I thought I'd wait until the wind died before laying cardboard only to realize I'd be waiting until June. Instead, I spread the layer, watering it as I went to make it heavy enough to stay where I put it. The next day I ran to Cottonwood, looking for the guys at Verde Hay. Since the fire, they've been hiding out behind Bedrock. No luck! I should have called. I have better results when I pick up the phone and simply schedule a delivery. But this time I only needed two bales of alfalfa, not worth delivering And, because I only needed two bales, I decided to stop at the Cornville Mercantile, which is conveniently on my way home from Cottonwood. Although I don't know if their alfalfa is GMO-and I suspect they don't either, since the truckers who haul it don't usually ask-I don't like using that alfalfa in a garden. But this one is intended for flowers, not edibles. By the way, the fact that I'm building a garden just for flowers had another of my sisters scoffing. "You?! Growing something that's only pretty and not useful?" I believe is what she said. Okay, so I've got a "rep". Function over form.

It's not the Frankenfood effect that keeps me away from GMOs, it's the amount of Roundup that gets sprayed on these crops. I mean, the whole purpose of creating these man-made seeds is to make chemical companies richer, so it's no surprise that farmers now spray up to seven times as much Roundup than they used years ago, doing so for all sorts of reasons, the most common being "because they can". Adding Roundup to a garden is risky business for the plants just as is adding sewer sludge compost, which even proponents and water-reclamation experts agree may still have chemicals and pharmaceuticals in high enough levels to affect us. Whaddya gonna do? Life, it's a terminal illness. None of us gets out of it alive.

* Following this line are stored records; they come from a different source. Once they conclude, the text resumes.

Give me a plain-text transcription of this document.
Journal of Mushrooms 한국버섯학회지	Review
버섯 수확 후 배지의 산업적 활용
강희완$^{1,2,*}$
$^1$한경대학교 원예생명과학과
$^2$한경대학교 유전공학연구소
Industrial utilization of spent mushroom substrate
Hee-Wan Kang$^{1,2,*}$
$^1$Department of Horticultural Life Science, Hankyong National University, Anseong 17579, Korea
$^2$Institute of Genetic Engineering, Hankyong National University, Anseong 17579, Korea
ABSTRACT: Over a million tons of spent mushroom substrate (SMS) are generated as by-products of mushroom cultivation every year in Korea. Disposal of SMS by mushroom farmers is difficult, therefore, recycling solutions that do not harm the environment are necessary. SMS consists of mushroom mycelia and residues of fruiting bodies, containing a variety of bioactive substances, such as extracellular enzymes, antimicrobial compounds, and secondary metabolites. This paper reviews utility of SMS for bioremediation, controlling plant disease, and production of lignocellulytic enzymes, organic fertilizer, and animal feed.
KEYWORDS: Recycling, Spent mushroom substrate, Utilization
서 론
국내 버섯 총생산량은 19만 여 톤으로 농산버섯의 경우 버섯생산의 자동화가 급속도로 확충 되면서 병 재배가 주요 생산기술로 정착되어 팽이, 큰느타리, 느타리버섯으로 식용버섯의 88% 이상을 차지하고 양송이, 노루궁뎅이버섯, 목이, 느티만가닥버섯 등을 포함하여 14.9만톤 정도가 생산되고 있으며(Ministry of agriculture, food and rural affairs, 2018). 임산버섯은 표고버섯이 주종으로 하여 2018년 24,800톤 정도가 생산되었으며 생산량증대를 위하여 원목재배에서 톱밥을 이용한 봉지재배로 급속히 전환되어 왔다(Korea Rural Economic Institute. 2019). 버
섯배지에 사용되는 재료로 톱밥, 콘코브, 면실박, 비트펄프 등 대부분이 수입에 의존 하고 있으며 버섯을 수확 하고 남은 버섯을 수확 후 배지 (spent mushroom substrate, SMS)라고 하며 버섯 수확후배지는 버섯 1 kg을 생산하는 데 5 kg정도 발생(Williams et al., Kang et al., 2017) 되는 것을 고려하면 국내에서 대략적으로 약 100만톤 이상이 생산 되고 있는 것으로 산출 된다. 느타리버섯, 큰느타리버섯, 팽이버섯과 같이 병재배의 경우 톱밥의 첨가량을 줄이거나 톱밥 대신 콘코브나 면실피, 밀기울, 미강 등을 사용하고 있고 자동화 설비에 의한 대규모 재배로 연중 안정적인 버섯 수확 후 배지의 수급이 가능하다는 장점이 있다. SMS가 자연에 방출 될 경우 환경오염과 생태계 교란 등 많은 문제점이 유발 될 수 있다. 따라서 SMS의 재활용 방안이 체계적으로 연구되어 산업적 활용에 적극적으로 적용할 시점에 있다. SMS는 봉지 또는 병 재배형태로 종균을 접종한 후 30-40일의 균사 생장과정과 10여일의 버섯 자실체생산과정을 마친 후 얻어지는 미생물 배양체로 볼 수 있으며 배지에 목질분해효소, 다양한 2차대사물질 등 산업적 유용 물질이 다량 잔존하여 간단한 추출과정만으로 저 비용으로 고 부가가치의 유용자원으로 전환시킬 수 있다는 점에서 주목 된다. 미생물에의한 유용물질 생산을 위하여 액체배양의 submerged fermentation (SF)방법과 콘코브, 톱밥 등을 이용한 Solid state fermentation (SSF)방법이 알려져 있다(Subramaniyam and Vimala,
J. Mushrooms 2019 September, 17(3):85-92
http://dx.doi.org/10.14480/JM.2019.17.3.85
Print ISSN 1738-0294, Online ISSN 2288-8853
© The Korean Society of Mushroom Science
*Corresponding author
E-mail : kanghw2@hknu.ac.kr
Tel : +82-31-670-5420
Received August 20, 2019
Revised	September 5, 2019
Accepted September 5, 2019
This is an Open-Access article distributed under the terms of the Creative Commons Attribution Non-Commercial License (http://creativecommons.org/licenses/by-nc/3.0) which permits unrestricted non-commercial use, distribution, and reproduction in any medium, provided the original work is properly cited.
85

Anyway, since I'll only be putting flowers in this garden, I don't really care about the Roundup levels. The seeds will sprout if they do, the transplants will make it if they can. Meanwhile, the garden will be decomposing, the microbes and soil bacteria, protozoa and worms eating their way through the crap, converting it into something safer. Or, possibly Fungi Perfecti will have finally brought their chemical-consuming mushrooms to market. I'm on the notification list for that. They have a mushroom/fungus that is capable of consuming crude oil, turning it into safe compost in one year. Mushrooms are going to save the world. Or rather, they'll save humans from the single-minded specialization that's been going on in Western Science since the end of WWII (to the exclusion of doing good science, I say). Hello! Holistic is more than a word in the dictionary. It's the way nature works.

Back at the Cornville Mercantile, the owner had just finished loading a pickup truck with at least a dozen bales of hay. She looked at my little Focus and asked where she was going to put the bales. "In the back," I replied with a grin. I know I can get exactly two bales into the back of my car. Nothing else along with them, mind you, just two bales. Home I went with my bales to spread them out over the cardboard. Then yesterday I borrowed the neighbor's Ranger and brought up 8 bales of straw from my last delivery. I was going to add more cubbies to the nesting coop, but it turns out that having the bales lined up along the side of the coop, blocking the view, has brought even more girls into the area to consider the available spots.

By the end of the day yesterday, I'd added my first loads of dirt, only to realize just how long it's going to take before that large space is ready for planting. Was I complaining the other day about a lack of exercise? I'll be shoveling for at least a week.

But not today. Today, I'm off to Prescott to take my granddaughter out to lunch for her birthday. Another March birthday! Inconthievable!